O poder público tem competência para organizar a seguridade, obedecidos os seguintes princípios e objetivos:

“I - Universalidade de cobertura e do atendimento;

II - uniformidade e equivalência dos benefícios e serviços às populações urbanas e rurais;

III - seletividade e distributividade na prestação dos benefícios e serviços;

IV - irredutibilidade do valor dos benefícios;

V - equidade na forma de participação do custeio;

VI - diversidade da base de financiamento;

VII - caráter democrático e descentralizado da administração, mediante gestão quadripartite, com participação dos trabalhadores, dos empregados, dos aposentados e do Governo nos órgãos colegiados” (redação dada pela Emenda Constitucional n.º 20, de 1998).

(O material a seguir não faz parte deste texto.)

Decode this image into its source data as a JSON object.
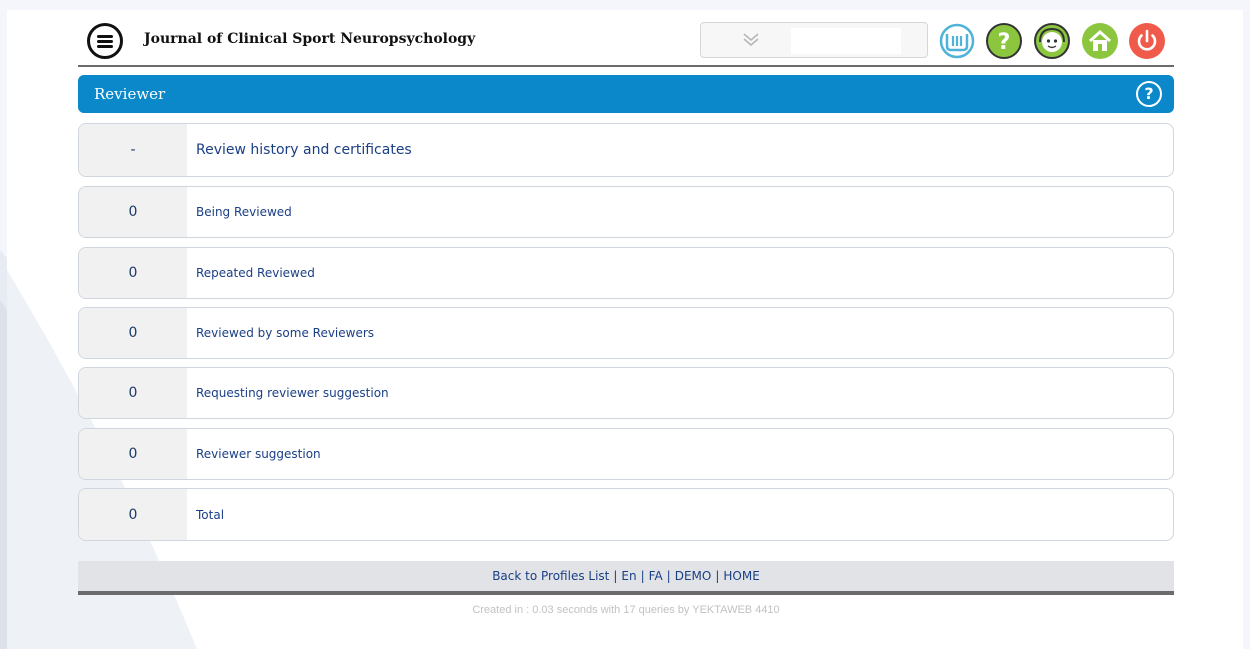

A Carta de 88 determinou que a Previdência Social será organizada sob a forma de regime geral, de caráter contributivo e de filiação obrigatória, observados critérios que preservem o equilíbrio financeiro e atuarial, e deve atender aos princípios enumerados no artigo 201, incisos I a V. As regras gerais da Previdência Social constam da seção III da Constituição.

O excelente Dicionário Unesp do Português Contemporâneo define no verbete Previdência a instituição que visa assegurar a cada beneficiário meio de subsistência em caso de incapacidade dele próprio ou daquele de que ele depende, ou em caso de aposentadoria.

Joelmir Beting, saudoso e querido amigo, dentre outras frases eternas e famosas, afirmou com a precisão de suas lições que na prática a teoria é outra. E é exata e tristemente o que está acontecendo com a imoral e desumana Previdência Social do Brasil.

Ricardo Bergamini, que tem analisando esse tema com rara competência, mostrou que em 2017 o Regime Geral de Previdência Social (INSS), destinado aos trabalhadores do “andar de baixo” (os das empresas privadas), dentre os quais me incluo, com 101,3 milhões de participantes - 66,8 milhões de contribuintes e 34,5 milhões de beneficiários - sofreu em 2017 um déficit previdenciário de R$ 182,4 bilhões (ou seja, um déficit per capita dos participantes de R$ 1.800,59).

No aludido estudo é apontado que no mesmo ano de 2017 o Regime Próprio da Previdência Social, destinado aos trabalhadores do “andar de cima” (os servidores públicos), com apenas 10,4 milhões de participantes - 6,4 milhões de contribuintes e 4 milhões de beneficiários - produziu um déficit previdenciário de R$ 163,2 bilhões (per capita, R$ 15.692,30).

Ou seja, no ano passado a Previdência Social brasileira acusou um déficit previdenciário total de R$ 345,6 bilhões, coberto com fontes de financiamento como Cofins e CSSL, dentre outras contribuições que atingem todos os brasileiros, incluídos os desempregados e os empregados informais, sem carteira assinada (quase a metade da população brasileira economicamente ativa).

Wagner Balera, autor de um dos melhores livros sobre a Previdência Social - Legislação Previdenciária Anotada -, transcreve o sempre esquecido artigo 3.º da Lei Orgânica da Seguridade Social (Lei 8.212/1991), assinalando que o comando traceja os principais preceitos da Previdência Social: o combate a determinados riscos sociais, por meio de prestações mínimas. Trata-se, como diz com precisão Wagner Balera, do modelo clássico do seguro social, de corte bismarquiano, baseado nas contribuições sociais.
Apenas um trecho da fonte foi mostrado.